The thrilling RSV Mille superbike will shoot Aprilia into the big time. By Roland Brown
THEY HAVE sponsored a Spice Girls world tour and produced a wacky bike created by star designer Philippe Starck.

But despite this, a string of racing world championships and an HQ near Venice, Italy's second largest motorcycle manufacturer is relatively little- known. But that should change with the arrival of Aprilia's first superbike - the RSV Mille.

In contrast to the small bikes and scooters on which Aprilia's growth was based, the Mille is a sleek, powerful sports machine powered by a 998cc V-twin engine. It has been built to compete, in showrooms and on the track, with Ducati, for whom Britain's Carl Fogerty recently won his third World Superbike championship.

So determined is Aprilia to make the RSV a success that the launch was delayed for over a year to ensure that it would be competitive. That single- minded approach is clear from a glance at the RSV.

Apart from its innovative triple-headlamp arrangement, the bike looks rather ordinary. Unusually for the Italians, style was very much a secondary consideration to performance.

Aprilia followed Ducati's trademark V-twin engine layout, but differed in angling the eight-valve motor's cylinders at 60 degrees instead of 90. This allows the bike to be shorter but necessitates the use of a pair of "balancer shafts" to counter the extra vibration. With a claimed peak output of 128bhp, the RSV matches the most powerful twin-cylinder sports bikes, if not Yamaha's fearsome four-cylinder YZF-R1.

Chassis design follows that of Aprilia's hugely successful grand prix bikes (the firm has dominated the 250cc world championship again this year), being based around a neatly curved twin-beam aluminium frame. Suspension and brakes are conventional, but the Mille has an innovative electronic dashboard complete with lap-timer and clock.
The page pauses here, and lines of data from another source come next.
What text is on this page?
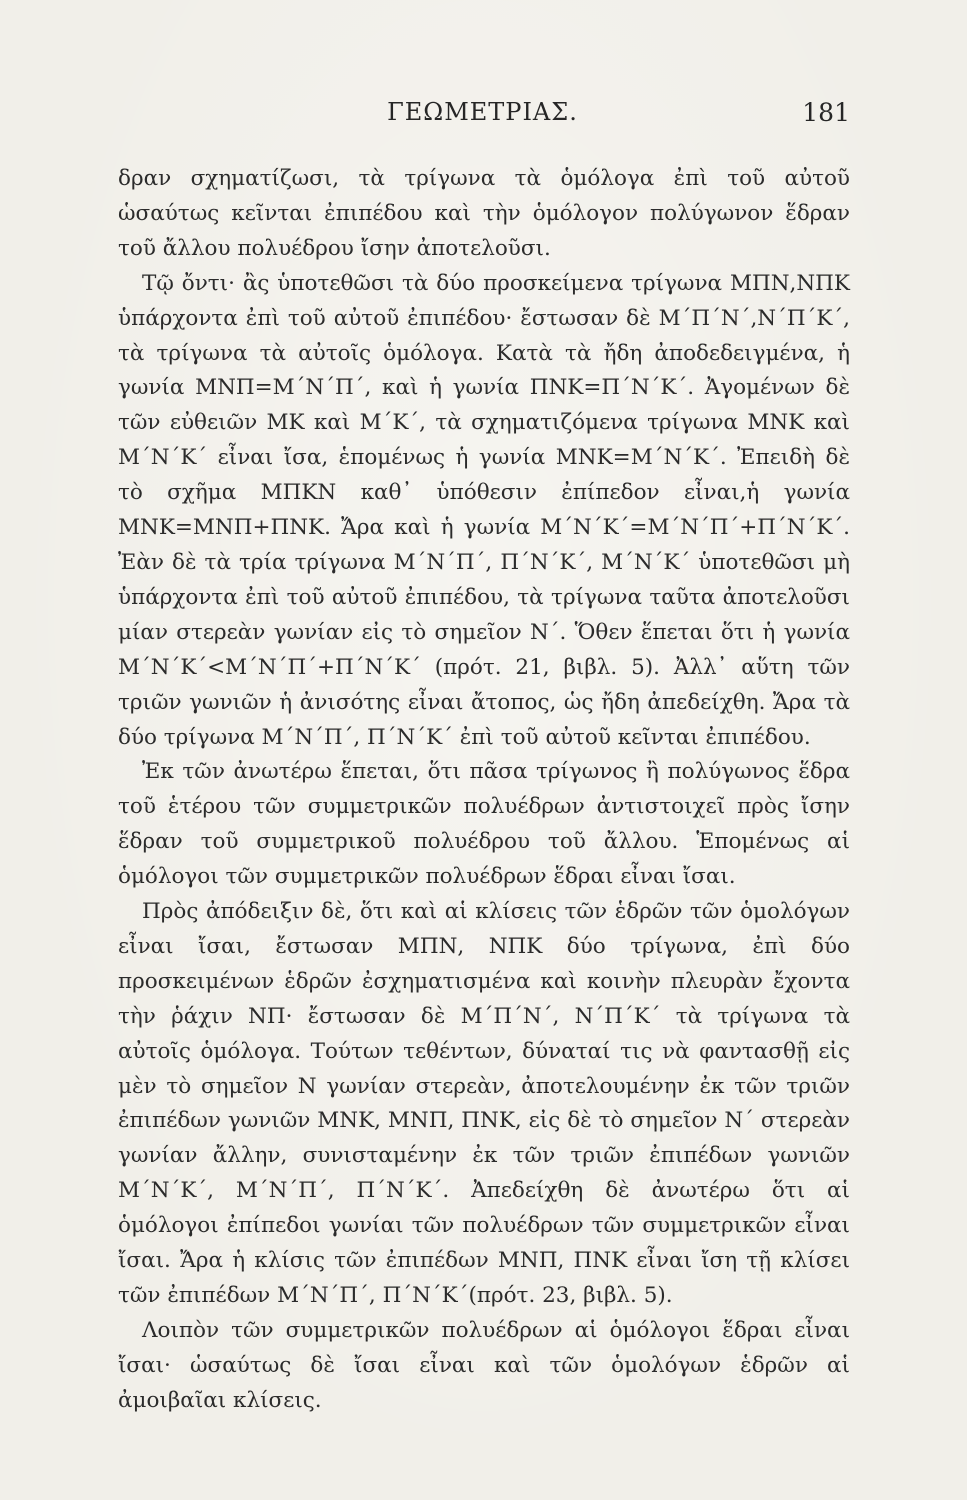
ΓΕΩΜΕΤΡΙΑΣ.	181

δραν σχηματίζωσι, τὰ τρίγωνα τὰ ὁμόλογα ἐπὶ τοῦ αὐτοῦ ὡσαύτως κεῖνται ἐπιπέδου καὶ τὴν ὁμόλογον πολύγωνον ἕδραν τοῦ ἄλλου πολυέδρου ἴσην ἀποτελοῦσι.

Τῷ ὄντι· ἂς ὑποτεθῶσι τὰ δύο προσκείμενα τρίγωνα ΜΠΝ,ΝΠΚ ὑπάρχοντα ἐπὶ τοῦ αὐτοῦ ἐπιπέδου· ἔστωσαν δὲ Μ΄Π΄Ν΄,Ν΄Π΄Κ΄, τὰ τρίγωνα τὰ αὐτοῖς ὁμόλογα. Κατὰ τὰ ἤδη ἀποδεδειγμένα, ἡ γωνία ΜΝΠ=Μ΄Ν΄Π΄, καὶ ἡ γωνία ΠΝΚ=Π΄Ν΄Κ΄. Ἀγομένων δὲ τῶν εὐθειῶν ΜΚ καὶ Μ΄Κ΄, τὰ σχηματιζόμενα τρίγωνα ΜΝΚ καὶ Μ΄Ν΄Κ΄ εἶναι ἴσα, ἑπομένως ἡ γωνία ΜΝΚ=Μ΄Ν΄Κ΄. Ἐπειδὴ δὲ τὸ σχῆμα ΜΠΚΝ καθ᾽ ὑπόθεσιν ἐπίπεδον εἶναι,ἡ γωνία ΜΝΚ=ΜΝΠ+ΠΝΚ. Ἄρα καὶ ἡ γωνία Μ΄Ν΄Κ΄=Μ΄Ν΄Π΄+Π΄Ν΄Κ΄. Ἐὰν δὲ τὰ τρία τρίγωνα Μ΄Ν΄Π΄, Π΄Ν΄Κ΄, Μ΄Ν΄Κ΄ ὑποτεθῶσι μὴ ὑπάρχοντα ἐπὶ τοῦ αὐτοῦ ἐπιπέδου, τὰ τρίγωνα ταῦτα ἀποτελοῦσι μίαν στερεὰν γωνίαν εἰς τὸ σημεῖον Ν΄. Ὅθεν ἕπεται ὅτι ἡ γωνία Μ΄Ν΄Κ΄<Μ΄Ν΄Π΄+Π΄Ν΄Κ΄ (πρότ. 21, βιβλ. 5). Ἀλλ᾽ αὕτη τῶν τριῶν γωνιῶν ἡ ἀνισότης εἶναι ἄτοπος, ὡς ἤδη ἀπεδείχθη. Ἄρα τὰ δύο τρίγωνα Μ΄Ν΄Π΄, Π΄Ν΄Κ΄ ἐπὶ τοῦ αὐτοῦ κεῖνται ἐπιπέδου.

Ἐκ τῶν ἀνωτέρω ἕπεται, ὅτι πᾶσα τρίγωνος ἢ πολύγωνος ἕδρα τοῦ ἑτέρου τῶν συμμετρικῶν πολυέδρων ἀντιστοιχεῖ πρὸς ἴσην ἕδραν τοῦ συμμετρικοῦ πολυέδρου τοῦ ἄλλου. Ἑπομένως αἱ ὁμόλογοι τῶν συμμετρικῶν πολυέδρων ἕδραι εἶναι ἴσαι.

Πρὸς ἀπόδειξιν δὲ, ὅτι καὶ αἱ κλίσεις τῶν ἑδρῶν τῶν ὁμολόγων εἶναι ἴσαι, ἔστωσαν ΜΠΝ, ΝΠΚ δύο τρίγωνα, ἐπὶ δύο προσκειμένων ἑδρῶν ἐσχηματισμένα καὶ κοινὴν πλευρὰν ἔχοντα τὴν ῥάχιν ΝΠ· ἔστωσαν δὲ Μ΄Π΄Ν΄, Ν΄Π΄Κ΄ τὰ τρίγωνα τὰ αὐτοῖς ὁμόλογα. Τούτων τεθέντων, δύναταί τις νὰ φαντασθῇ εἰς μὲν τὸ σημεῖον Ν γωνίαν στερεὰν, ἀποτελουμένην ἐκ τῶν τριῶν ἐπιπέδων γωνιῶν ΜΝΚ, ΜΝΠ, ΠΝΚ, εἰς δὲ τὸ σημεῖον Ν΄ στερεὰν γωνίαν ἄλλην, συνισταμένην ἐκ τῶν τριῶν ἐπιπέδων γωνιῶν Μ΄Ν΄Κ΄, Μ΄Ν΄Π΄, Π΄Ν΄Κ΄. Ἀπεδείχθη δὲ ἀνωτέρω ὅτι αἱ ὁμόλογοι ἐπίπεδοι γωνίαι τῶν πολυέδρων τῶν συμμετρικῶν εἶναι ἴσαι. Ἄρα ἡ κλίσις τῶν ἐπιπέδων ΜΝΠ, ΠΝΚ εἶναι ἴση τῇ κλίσει τῶν ἐπιπέδων Μ΄Ν΄Π΄, Π΄Ν΄Κ΄(πρότ. 23, βιβλ. 5).

Λοιπὸν τῶν συμμετρικῶν πολυέδρων αἱ ὁμόλογοι ἕδραι εἶναι ἴσαι· ὡσαύτως δὲ ἴσαι εἶναι καὶ τῶν ὁμολόγων ἑδρῶν αἱ ἀμοιβαῖαι κλίσεις.
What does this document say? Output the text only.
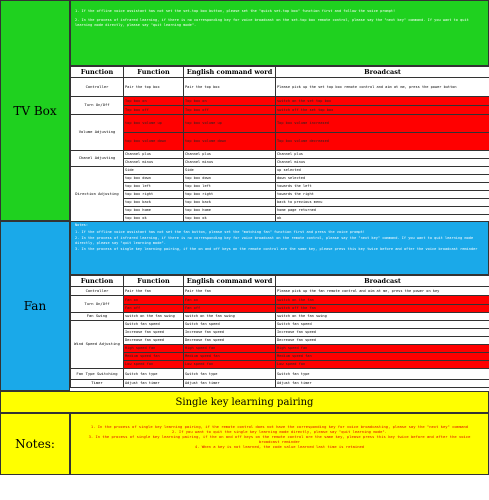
TV Box
1. If the offline voice assistant has not set the set-top box button, please set the "quick set-top box" function first and follow the voice prompt!
2. In the process of infrared learning, if there is no corresponding key for voice broadcast on the set-top box remote control, please say the "next key" command. If you want to quit learning mode directly, please say "quit learning mode".
Function	Function	English command word	Broadcast
Controller	Pair the top box	Pair the top box	Please pick up the set top box remote control and aim at me, press the power button
Turn On/Off	Top box on	Top box on	switch on the set top box
	Top box off	Top box off	switch off the set top box
Volume Adjusting	top box volume up	top box volume up	Top box volume increased
	top box volume down	top box volume down	Top box volume decreased
Chanel Adjusting	Channel plus	Channel plus	Channel plus
	Channel minus	Channel minus	Channel minus
Direction Adjusting	Side	Side	up selected
	top box down	top box down	down selected
	top box left	top box left	towards the left
	top box right	top box right	towards the right
	top box back	top box back	back to previous menu
	top box home	top box home	home page returned
	top box ok	top box ok	ok
Fan
Notes:
1. If the offline voice assistant has not set the fan button, please set the "matching fan" function first and press the voice prompt!
2. In the process of infrared learning, if there is no corresponding key for voice broadcast on the remote control, please say the "next key" command. If you want to quit learning mode directly, please say "quit learning mode".
3. In the process of single key learning pairing, if the on and off keys on the remote control are the same key, please press this key twice before and after the voice broadcast reminder
Function	Function	English command word	Broadcast
Controller	Pair the fan	Pair the fan	Please pick up the fan remote control and aim at me, press the power on key
Turn On/Off	Fan on	Fan on	switch on the fan
	Fan off	Fan off	switch off the fan
Fan Swing	switch on the fan swing	switch on the fan swing	switch on the fan swing
Wind Speed Adjusting	Switch fan speed	Switch fan speed	Switch fan speed
	Increase fan speed	Increase fan speed	Increase fan speed
	Decrease fan speed	Decrease fan speed	Decrease fan speed
	High speed fan	High speed fan	High speed fan
	Medium speed fan	Medium speed fan	Medium speed fan
	Low speed fan	Low speed fan	Low speed fan
Fan Type Switching	Switch fan type	Switch fan type	Switch fan type
Timer	Adjust fan timer	Adjust fan timer	Adjust fan timer
Single key learning pairing
Notes:
1. In the process of single key learning pairing, if the remote control does not have the corresponding key for voice broadcasting, please say the "next key" command
2. If you want to quit the single key learning mode directly, please say "quit learning mode".
3. In the process of single key learning pairing, if the on and off keys on the remote control are the same key, please press this key twice before and after the voice broadcast reminder
4. When a key is not learned, the code value learned last time is retained
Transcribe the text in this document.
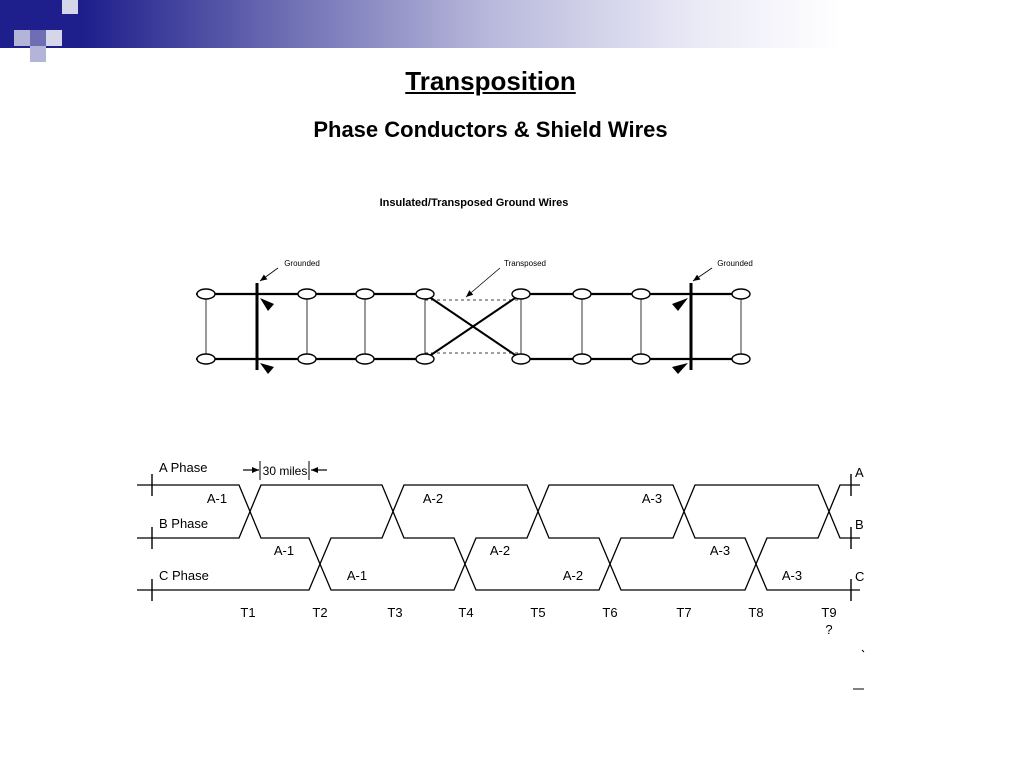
Transposition
Phase Conductors & Shield Wires
Insulated/Transposed Ground Wires
Grounded	Transposed	Grounded
A Phase
B Phase
C Phase
A
B
C
30 miles
A-1	A-2	A-3
A-1	A-2	A-3
A-1	A-2	A-3
T1	T2	T3	T4	T5	T6	T7	T8	T9
?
There is even a light that flashes, in Grand Prix racebike style, when it's time to change up through the six-speed gearbox.

The Mille certainly feels racy as you lean forward to the low handlebars, although the riding position is less extreme than that of Ducati's rival 996. The feeling when you wind open the throttle is much the same, though: thrilling acceleration that hurls the bike towards a top speed of almost 170mph.

More than speed, it's the engine's flexibility that is most impressive. The fuel-injection system gives a superbly crisp response at low engine speeds, making this an easy bike to ride. So seamless is the power delivery and so slick the gearchange that it's easy to forget this is Aprilia's first large-capacity engine.

Given a price of pounds 9,724, the Mille bodes well for Aprilia's future as a superbike manufacturer. Never mind sponsoring the Spice Girls, Aprilia has hit the big time at last.